FIG. 2 is a sectional view of a part of a lens barrel for describing a second embodiment of a charged beam irradiation method and apparatus according to the present invention.

FIG. 3 is a characteristic diagram showing a resist ashing rate distribution inside an elongated pipe.

FIG. 4 is a sectional view of a part of a lens barrel for describing a third embodiment of a charged beam irradiation method and apparatus according to the present invention.

FIG. 5 is a diagram showing an example of a nozzle shape.

FIG. 6 is a diagram illustrating an example of the shape of a nozzle.

FIG. 7 is a diagram illustrating an example of a nozzle shape.

FIG. 8 is a sectional view for explaining the material of the nozzle.

[Explanation of symbols]

 DESCRIPTION OF SYMBOLS 1 Vacuum container of lens barrel 3 Shaping aperture 4 Gas introduction system for cleaning 5 Nozzle 7 Nozzle opening 9 Deflection lens 10 Drive unit 12 Cleaning room 13 Vacuum room 14 Separation valve 15 Exhaust system 16 Transport mechanism 17 Aperture holder

──────────────────────────────────────────────────続 き Continuation of the front page (72) Inventor Haruo Okano 1 Komukai Toshiba-cho, Sachi-ku, Kawasaki-shi, Kanagawa Prefecture Toshiba R & D Center (56) References JP-A-3-19314 (JP, A) JP-A-63-308856 (JP, A) JP-A-61-59826 (JP, A) JP-A-1-189123 (JP, A) JP-A-64-45123 (JP, A) JP-A-1-293521 (JP) JP-A-3-40418 (JP, A) JP-A-3-76211 (JP, A) JP-A-3-134175 (JP, A) JP-A-56-20268 (JP, U) 53-26112 (JP, B1) (58) Fields investigated (Int.
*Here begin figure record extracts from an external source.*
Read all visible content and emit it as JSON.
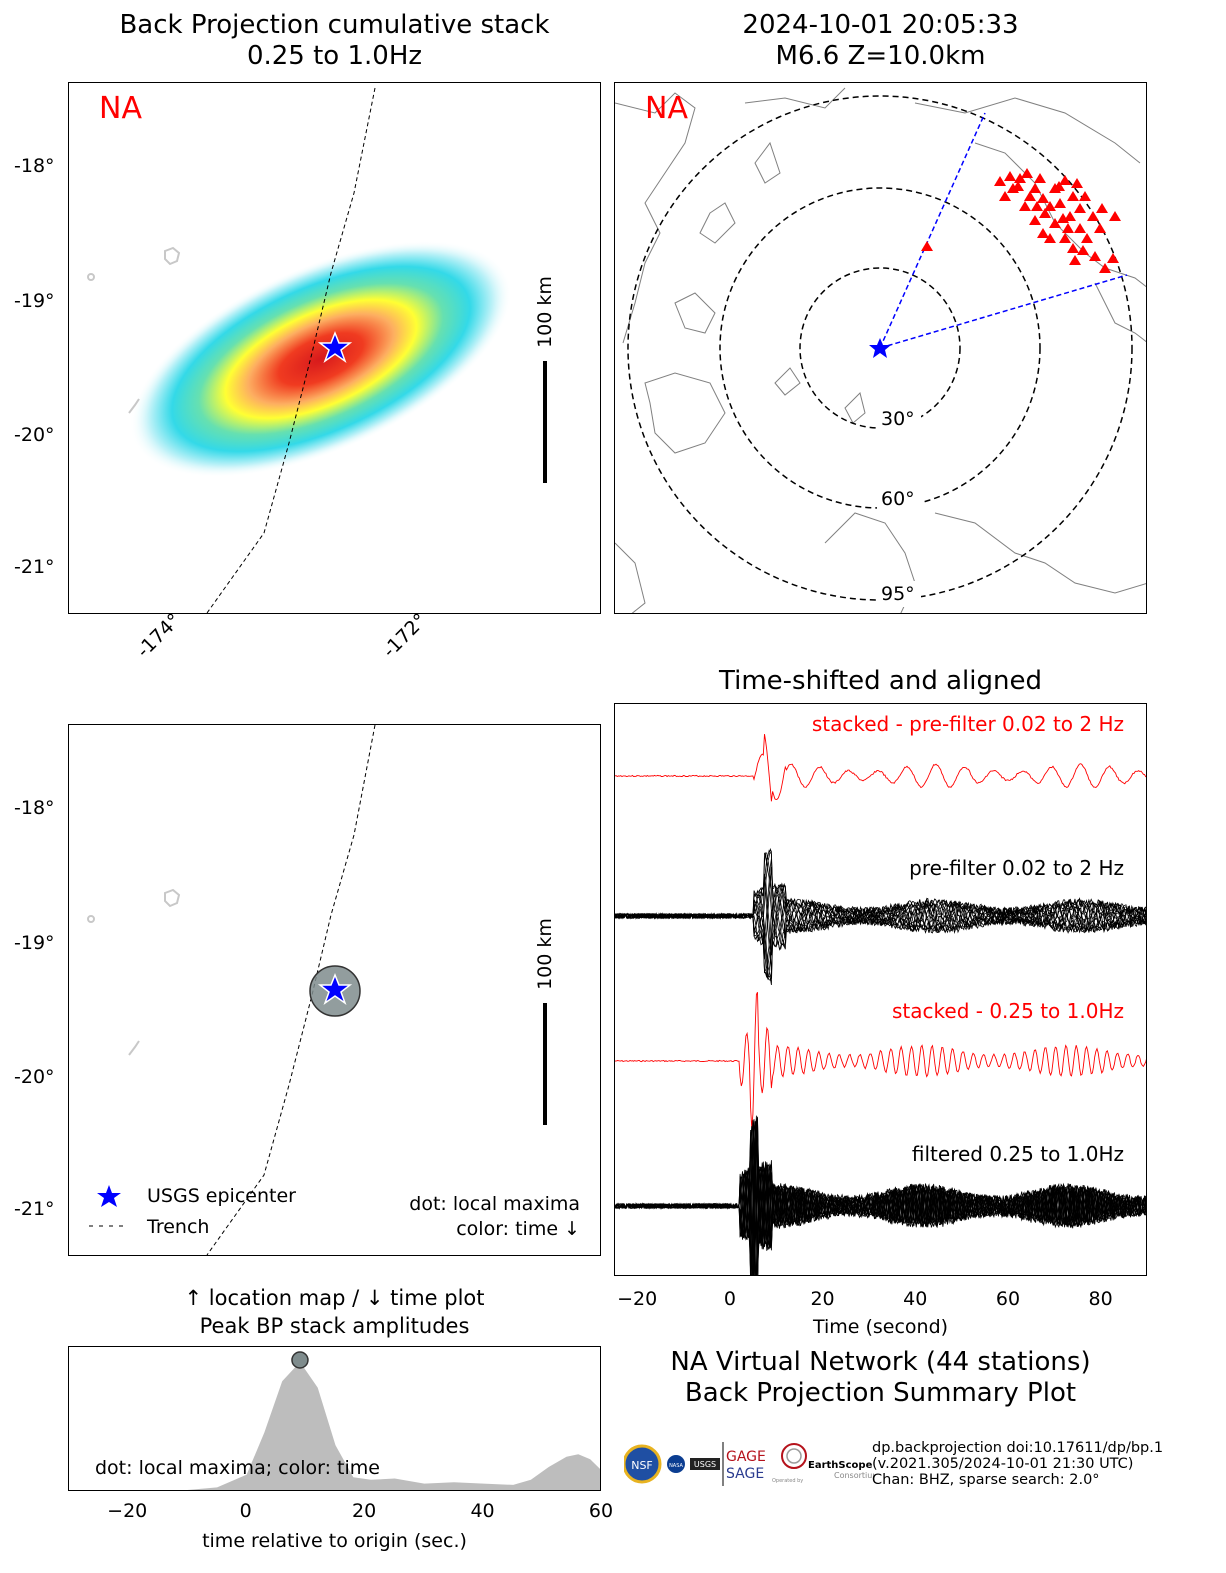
{
  "titles": {
    "bp_stack": [
      "Back Projection cumulative stack",
      "0.25 to 1.0Hz"
    ],
    "event": [
      "2024-10-01 20:05:33",
      "M6.6 Z=10.0km"
    ],
    "aligned": "Time-shifted and aligned",
    "peak": [
      "↑ location map / ↓ time plot",
      "Peak BP stack amplitudes"
    ],
    "summary": [
      "NA Virtual Network (44 stations)",
      "Back Projection Summary Plot"
    ]
  },
  "network_label": "NA",
  "map_ticks": {
    "lat": [
      "-18°",
      "-19°",
      "-20°",
      "-21°"
    ],
    "lon": [
      "-174°",
      "-172°"
    ]
  },
  "scale_bar": "100 km",
  "distance_rings": [
    "30°",
    "60°",
    "95°"
  ],
  "legend": {
    "epicenter": "USGS epicenter",
    "trench": "Trench",
    "note1": "dot: local maxima",
    "note2": "color: time ↓"
  },
  "trace_labels": {
    "stacked_raw": "stacked - pre-filter 0.02 to 2 Hz",
    "raw": "pre-filter 0.02 to 2 Hz",
    "stacked_filt": "stacked - 0.25 to 1.0Hz",
    "filtered": "filtered 0.25 to 1.0Hz"
  },
  "aligned_axis": {
    "xlabel": "Time (second)",
    "ticks": [
      "−20",
      "0",
      "20",
      "40",
      "60",
      "80"
    ]
  },
  "peak_axis": {
    "xlabel": "time relative to origin (sec.)",
    "ticks": [
      "−20",
      "0",
      "20",
      "40",
      "60"
    ],
    "note": "dot: local maxima; color: time"
  },
  "logos": {
    "gage": "GAGE",
    "sage": "SAGE",
    "earthscope": "EarthScope",
    "consortium": "Consortium",
    "operated": "Operated by",
    "nsf": "NSF",
    "nasa": "NASA",
    "usgs": "USGS"
  },
  "footer": [
    "dp.backprojection doi:10.17611/dp/bp.1",
    "(v.2021.305/2024-10-01 21:30 UTC)",
    "Chan: BHZ, sparse search: 2.0°"
  ],
  "colors": {
    "network": "#ff0000",
    "epicenter": "#0000ff",
    "stack_trace": "#ff0000",
    "trace": "#000000",
    "peak_fill": "#bdbdbd",
    "dot": "#7f8c8d"
  },
  "chart_data": [
    {
      "type": "area",
      "x": [
        -30,
        -10,
        -5,
        0,
        3,
        6,
        9,
        12,
        15,
        18,
        21,
        25,
        30,
        35,
        40,
        45,
        48,
        51,
        54,
        56,
        58,
        60
      ],
      "values": [
        0,
        0,
        0.02,
        0.12,
        0.45,
        0.85,
        1.0,
        0.8,
        0.35,
        0.1,
        0.08,
        0.09,
        0.05,
        0.06,
        0.05,
        0.04,
        0.08,
        0.18,
        0.26,
        0.28,
        0.24,
        0.15
      ],
      "xlabel": "time relative to origin (sec.)",
      "xlim": [
        -30,
        60
      ],
      "peak": {
        "x": 9,
        "y": 1.0
      }
    },
    {
      "type": "line",
      "xlabel": "Time (second)",
      "xlim": [
        -25,
        90
      ],
      "series": [
        {
          "name": "stacked - pre-filter 0.02 to 2 Hz",
          "onset": 5,
          "freq": 0.16,
          "amp": 0.45
        },
        {
          "name": "pre-filter 0.02 to 2 Hz",
          "onset": 5,
          "freq": 0.16,
          "amp": 0.55
        },
        {
          "name": "stacked - 0.25 to 1.0Hz",
          "onset": 2,
          "freq": 0.45,
          "amp": 0.6
        },
        {
          "name": "filtered 0.25 to 1.0Hz",
          "onset": 2,
          "freq": 0.5,
          "amp": 0.75
        }
      ]
    }
  ]
}
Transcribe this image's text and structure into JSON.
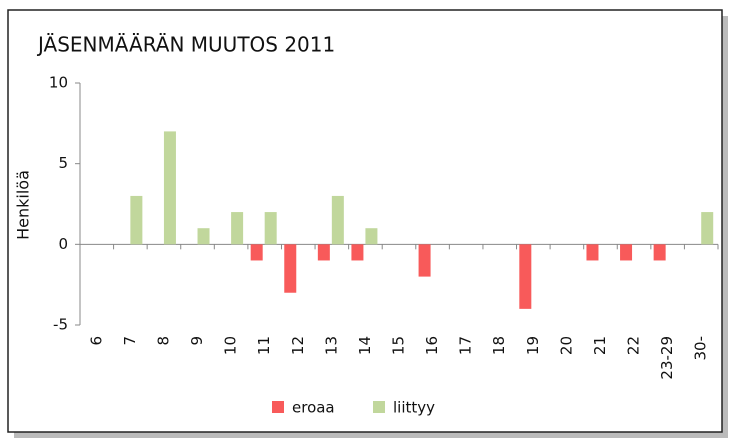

Cl. ⁷ , DB name) H01L 21/027 H01J 37/16 H01J 37/18 H01J 37/305

Claims (5)

(57) [Claims] 1. A component or lens barrel of lens barrel which is provided in the lens barrel of the charged particle beam irradiation apparatus charged beam irradiation
A cleaning gas containing an active species is applied to the inner wall of the vacuum vessel at a pressure capable of being sprayed from a nozzle having a metal outer surface and a non-metallic inner surface.
A method for locally irradiating a charged beam with a high pressure . 2. The method according to claim 1 , wherein the step of spraying includes the step of :
The charged beam irradiation method according to claim 1, wherein the irradiation is performed simultaneously with the irradiation. 3. A vacuum vessel having a pressure capable of irradiating a charged beam.
When provided outside of the vacuum chamber, the cleaning gas containing active species
The gas introduction means that generates , the outside is metal, the inside is non-metal, the cleaning gas,
On the components inside the vacuum vessel or on the inner wall of the vacuum vessel,
A nozzle capable of locally spraying with a pressure higher than the pressure . 4. A charged particle beam irradiation apparatus according to claim 3, wherein the nonmetal is quartz. 5. A charged particle beam irradiation method according to claim 1 or claim 2 wherein the cleaning gas is comprising atomic oxygen.